Personal accounts in letters in comparison to factual information in diary entries

For our final project, Mary Medure and I collaborated together to compare and contrast James Merrill Linn’s diary entries and his letters to his mother and brother, John. We wanted to focus more on the content of his diary entries and letters rather than specific tools that documented his locations. Thus, instead of mapping, we chose to each transcribe different letters that would be eventually tagged in TEI and converted to a Digital Edition. Mary and I chose to transcribe letters that were written around the same time frame to compare the content in each letter. Additionally, we wanted to transcribe both the letters that were in the same time frame as the diary entries we transcribed earlier this semester. Mary transcribed the letter to John on February 11, 1862 and her diary entries she already transcribed were February 8-12, 1862. I transcribed the letter to Linn’s mother on February 19, 1862 and the diary entries from February 5-7, 1862. We used Voyant tools to compare his most commonly used words in his diary entries and letters.

Screen Shot 2014-12-12 at 1.32.59 PM

Transcription Difficulty of Letter to Mother on February 19, 1862

During the transcription process, Mary and I separately transcribed the 2 pages of each letter and then collaborated together to clarify the words we could not decipher. We would read the letters aloud to each other to make more sense of Linn’s experiences. However, some words were illegible so we went to the archives in the library to read the letters first hand. In Linn’s letter to his Mother, Mary and I could not read the words at the end of each page because of the binding of the documents. In the archives, we could not bend or fold the pages over to read the full words so we had to make some educated guesses related to the context of each sentence.

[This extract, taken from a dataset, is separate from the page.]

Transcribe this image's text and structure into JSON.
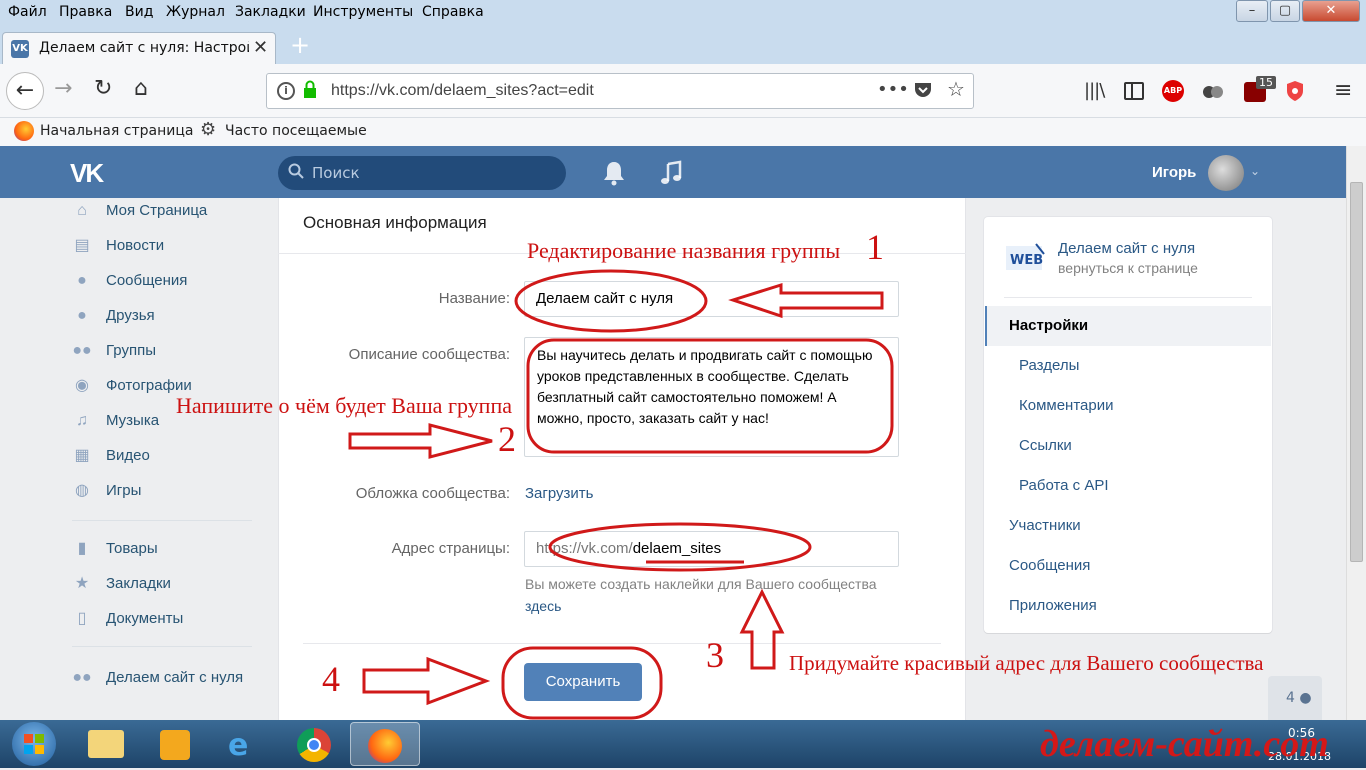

In Pierazzo’s article, she raises a great point that “[j]udgment is necessarily involved in deciding what is in fact present [in the manuscript], as when an ambiguously formed character resembles two different letters; but the transcriber’s goal is to make an informed decision about what is actually inscribed at each point (Meulen and Tanselle, 1999, p. 201)” (465). This demonstrates that although Mary and I went to the archives for a second look at the documents, we still needed to make educated contextual guesses for multiple words for the document to make sense. For example, the screenshot on the left shows the word “tomatoes” cut off. In this section of the letter, he was talking about food and “toma-” is legible. Therefore, I needed to make an educated guess with regards to the context of the sentence to figure out the word that was cut off at the end of the page.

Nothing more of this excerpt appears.